I didn't know anything about fixing a leg that had been caught in a bear trap, but I washed out the places where the teeth had gone deep down. He came to before I finished, long enough to say:

"You got any bear grease? That's best for this sorta hurt."

"I have deer tallow."

"Not good as bear."

He spoke as if it were my fault, as if I should go out right away and shoot a bear and make him a pot of grease. I brought the deer tallow and let him put it on. By noon his leg had swollen up about twice the size it should be. By nightfall, however, he said he felt better and that he was hungry. "Had nary a morsel in more than two days' time."

I cooked him a trout and gave him some tea. He fell asleep while he was eating. I put the musket by my side with my hand on the barrel when I went to bed. But I was not afraid to sleep. Goshen's leg was hurting too much for him to bother me.

In the morning I heated water again and helped him soak his leg and use the last of the deer tallow, which I had planned to use to make candles. He slept most of the day, waking up once to crawl out into the bushes and once to ask me what there was for supper.

"I got a hankerin' for a cut of venison," he told me.

The day was cold, with a gray sky to the north and the feel of snow. I went out with my ax and chopped down a birch sapling. I sat by the fire and whittled out a crutch. Mr. Goshen eyed me from his corner, watching the jackknife cutting the soft, white wood.

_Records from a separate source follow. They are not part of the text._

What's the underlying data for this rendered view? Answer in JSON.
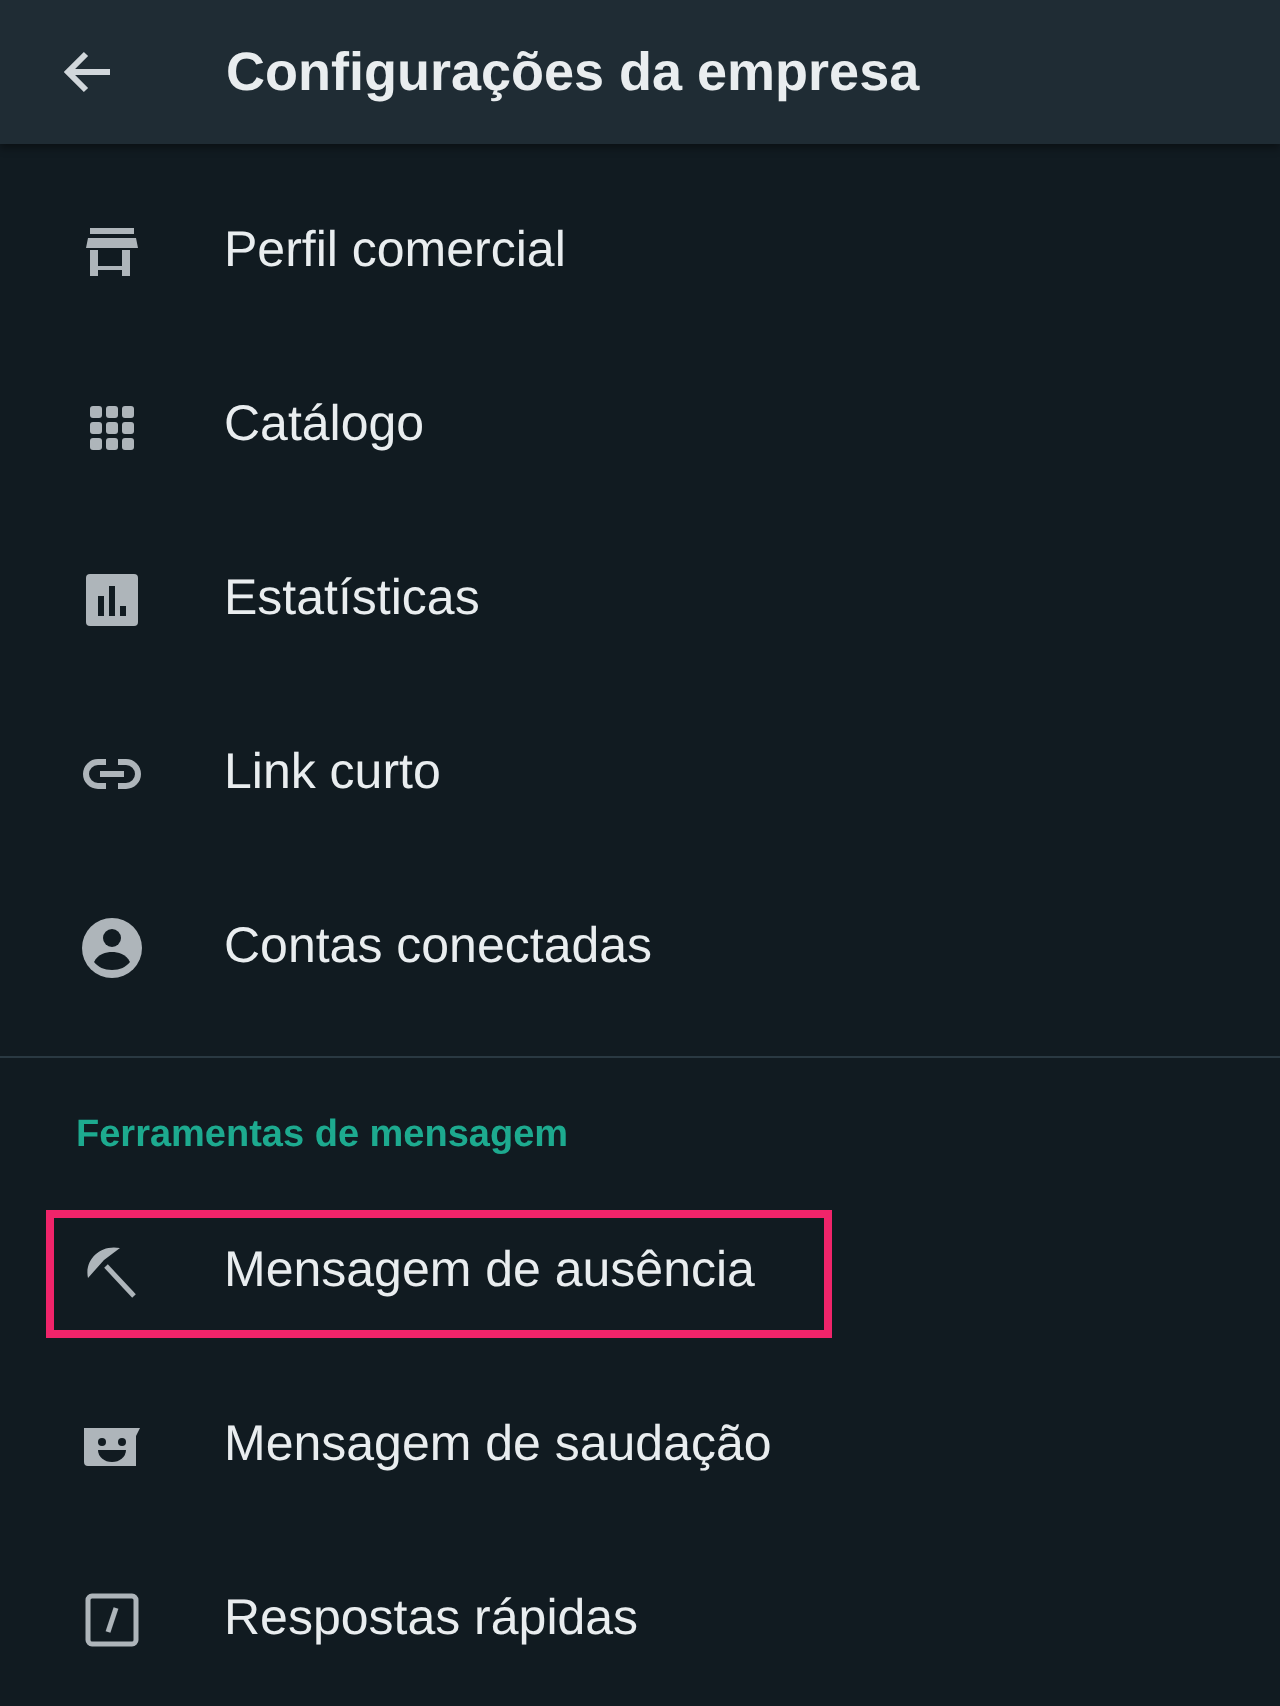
{
  "header": {
    "title": "Configurações da empresa"
  },
  "items": [
    {
      "label": "Perfil comercial",
      "highlighted": false
    },
    {
      "label": "Catálogo",
      "highlighted": false
    },
    {
      "label": "Estatísticas",
      "highlighted": false
    },
    {
      "label": "Link curto",
      "highlighted": false
    },
    {
      "label": "Contas conectadas",
      "highlighted": false
    }
  ],
  "section": {
    "title": "Ferramentas de mensagem",
    "items": [
      {
        "label": "Mensagem de ausência",
        "highlighted": true
      },
      {
        "label": "Mensagem de saudação",
        "highlighted": false
      },
      {
        "label": "Respostas rápidas",
        "highlighted": false
      }
    ]
  }
}
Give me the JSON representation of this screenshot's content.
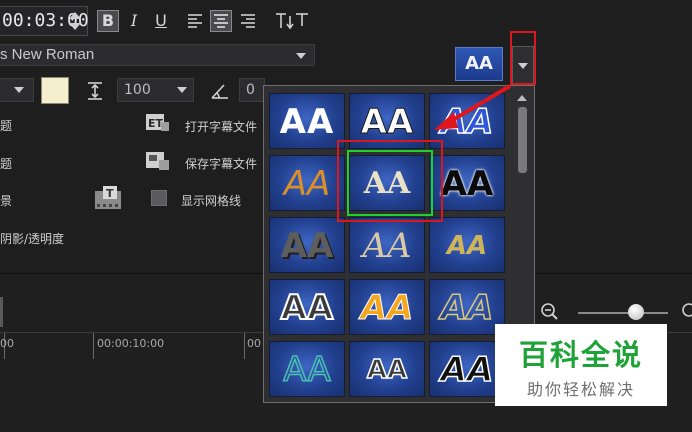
{
  "toolbar": {
    "timecode": "00:03:00",
    "bold_label": "B",
    "italic_label": "I",
    "underline_label": "U"
  },
  "font": {
    "family_value": "s New Roman",
    "size_value": "100",
    "angle_value": "0"
  },
  "title_style": {
    "preview_text": "AA"
  },
  "options": {
    "open_subtitle": "打开字幕文件",
    "save_subtitle": "保存字幕文件",
    "show_grid": "显示网格线",
    "shadow_opacity": "阴影/透明度",
    "row1_fragment": "题",
    "row2_fragment": "题",
    "row3_fragment": "景"
  },
  "timeline": {
    "tick_labels": [
      "00",
      "00:00:10:00",
      "00"
    ]
  },
  "gallery": {
    "styles": [
      {
        "text": "AA",
        "style": "white-bold"
      },
      {
        "text": "AA",
        "style": "white-outline-dark"
      },
      {
        "text": "AA",
        "style": "blue-italic-outline"
      },
      {
        "text": "AA",
        "style": "orange-italic"
      },
      {
        "text": "AA",
        "style": "cream-serif-selected"
      },
      {
        "text": "AA",
        "style": "black-white-glow"
      },
      {
        "text": "AA",
        "style": "grey-shadow"
      },
      {
        "text": "AA",
        "style": "beige-serif-italic"
      },
      {
        "text": "AA",
        "style": "gold-condensed-italic"
      },
      {
        "text": "AA",
        "style": "white-outline-round"
      },
      {
        "text": "AA",
        "style": "yellow-orange-italic"
      },
      {
        "text": "AA",
        "style": "gold-outline-italic"
      },
      {
        "text": "AA",
        "style": "teal-outline"
      },
      {
        "text": "AA",
        "style": "white-condensed-outline"
      },
      {
        "text": "AA",
        "style": "black-white-outline-italic"
      }
    ]
  },
  "watermark": {
    "title": "百科全说",
    "subtitle": "助你轻松解决"
  },
  "colors": {
    "highlight_red": "#d8181e",
    "selection_green": "#1fd12b",
    "text_color_swatch": "#f6efcd",
    "watermark_green": "#1fa338"
  }
}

"What you up to?" he asked me. "I don't remember your name."

"Making a crutch," I said, not giving him my name.

"You want to be shut of me, I can see plain enough."

"A crutch will give you something to get around on."

"I can't move nowhere, the shape I'm in. Crutch or no crutch." He sat up and explored his leg. "Maybe in a week I can get around a little."

The thought of being in the room with Sam Goshen for a week made a big knot in my stomach. His gun was lying down by the tree where he had got himself caught in the trap. I didn't know whether he had a knife or not. Mine I kept hidden. I felt funny about it, but I carried the musket around with me whatever I was doing. I was terrified, but tried hard not to be.